To qualify for significant tax benefits, the REIT company must keep the vast majority of its assets and income involved in the investing. Ninety percent of the taxable income must be distributed to its shareholders once a year as dividends. The REIT company does not have to count the money paid as dividends to its shareholders when calculating corporate income tax. In the last fifty years, many REIT companies choose to return one hundred percent of corporate income to the investors so they do not have to pay any corporate income tax. Shareholders receiving dividends from investing in REIT companies pay the taxes and capital gains on the money.

REIT structure makes investing in real estate possible for a wider array of people. Traditional investment typically requires a large amount of capital. Investing in REIT companies breaks down the capital cost per individual, making this a more accessible investment vehicle. This method also gives this kind of investing a higher level of liquidity than traditional direct investment structures.

Investing in real REIT can be a great way to get started in this type of investing for beginners and those who want minimal involvement.
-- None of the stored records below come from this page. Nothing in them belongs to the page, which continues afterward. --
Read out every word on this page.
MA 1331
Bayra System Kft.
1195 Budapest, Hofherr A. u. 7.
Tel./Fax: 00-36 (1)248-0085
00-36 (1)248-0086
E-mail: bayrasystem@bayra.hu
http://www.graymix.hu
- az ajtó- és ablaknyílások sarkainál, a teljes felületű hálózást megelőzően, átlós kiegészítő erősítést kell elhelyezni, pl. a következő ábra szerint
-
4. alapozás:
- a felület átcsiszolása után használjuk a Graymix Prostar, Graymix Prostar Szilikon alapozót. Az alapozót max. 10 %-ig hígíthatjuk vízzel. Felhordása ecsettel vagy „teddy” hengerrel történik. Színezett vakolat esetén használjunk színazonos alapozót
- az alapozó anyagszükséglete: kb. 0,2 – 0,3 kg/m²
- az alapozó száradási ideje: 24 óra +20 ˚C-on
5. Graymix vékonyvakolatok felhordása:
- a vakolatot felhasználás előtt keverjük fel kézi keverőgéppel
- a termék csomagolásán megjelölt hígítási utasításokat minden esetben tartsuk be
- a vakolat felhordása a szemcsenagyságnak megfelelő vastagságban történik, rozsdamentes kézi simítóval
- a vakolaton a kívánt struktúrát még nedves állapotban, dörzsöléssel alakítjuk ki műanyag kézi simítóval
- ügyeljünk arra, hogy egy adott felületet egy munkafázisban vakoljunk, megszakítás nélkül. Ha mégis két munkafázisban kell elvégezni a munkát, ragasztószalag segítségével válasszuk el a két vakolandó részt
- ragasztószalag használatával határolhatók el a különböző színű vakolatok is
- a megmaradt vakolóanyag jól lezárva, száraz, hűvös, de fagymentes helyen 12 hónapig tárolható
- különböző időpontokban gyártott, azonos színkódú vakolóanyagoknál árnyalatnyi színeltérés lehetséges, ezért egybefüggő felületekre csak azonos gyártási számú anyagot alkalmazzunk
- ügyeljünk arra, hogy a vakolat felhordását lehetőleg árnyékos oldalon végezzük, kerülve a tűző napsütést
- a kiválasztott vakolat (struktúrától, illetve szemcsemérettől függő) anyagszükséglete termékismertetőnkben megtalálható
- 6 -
However, serious investors might consider forming a REIT themselves. The company must be set up in line with governmental regulations in order to receive the corporate tax benefits that make it an attractive company structure. REIT’s can be diversified or specialized. Many specialize in a specific kind of commercial real estate, such as office spaces, apartment buildings, or shopping malls. Leveraging your experiences in real estate investing when choosing a specialty for your real estate investment trust is a smart practice.